As you know, when insurers began to withdraw credit insurance for troubled retailers in April 2008, the government introduced in the April 09 Budget a top-up insurance scheme to restore full insurance cover to retailers that had had insurance reduced or withdrawn. They backdated this to October 1st 2008, meaning it applied to those retailers getting into trouble after that date. However, retailers want the cover extended back to April 08 in order to include retailers that suffered from credit insurance withdrawal from that date.

While the politicians and retailers negotiate a 'win-win' vote-retrieval solution, suppliers need to explore the extent of their credit risk by calculating the incremental sales required in the event of one or all of such retailers going bust…see www.kamcity.com/namcalc for details, but a back-of-envelope job will reveal that a supplier making 10% net profit on a retailer that goes bust owing £150k will need incremental sales of £1.5m (in this market!) to recover the lost profit. If you deal via wholesalers, and their retail customer goes bust, they need incremental sales of £15m....

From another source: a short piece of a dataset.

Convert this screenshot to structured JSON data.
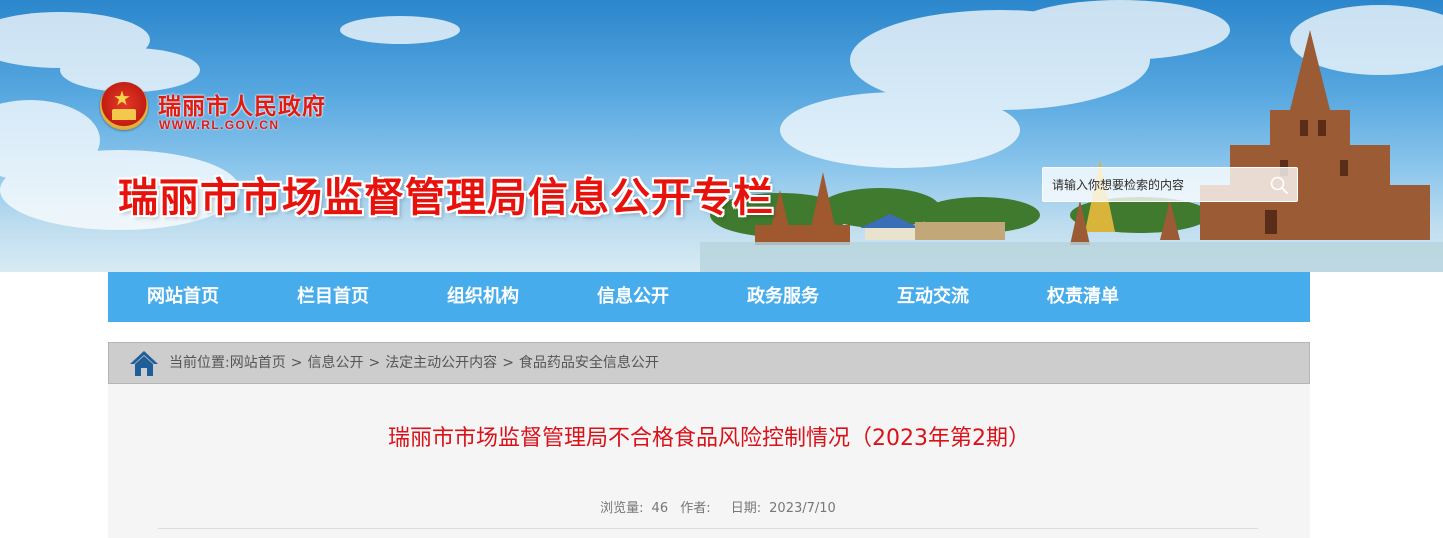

* Credit insurance or trade credit insurance (also known as business credit insurance) is an insurance policy and risk management product that covers the payment risk resulting from the delivery of goods or services. Credit insurance usually covers a portfolio of buyers and pays an agreed percentage of an invoice or receivable that remains unpaid as a result of protracted default, insolvency or bankruptcy. Trade credit insurance is purchased by business entities to insure their accounts receivable from loss due to the insolvency of the debtors. The costs (called a "premium") for this are usually charged monthly, and are calculated as a percentage of sales of that month or as a percentage of all outstanding receivables.

Credit insurance insures the payment risk of companies. Policy holders require a credit limit on each of their buyers for the sales to that buyer to be insured. The premium rate is usually low and reflects the average credit risk of the insured portfolio of buyers.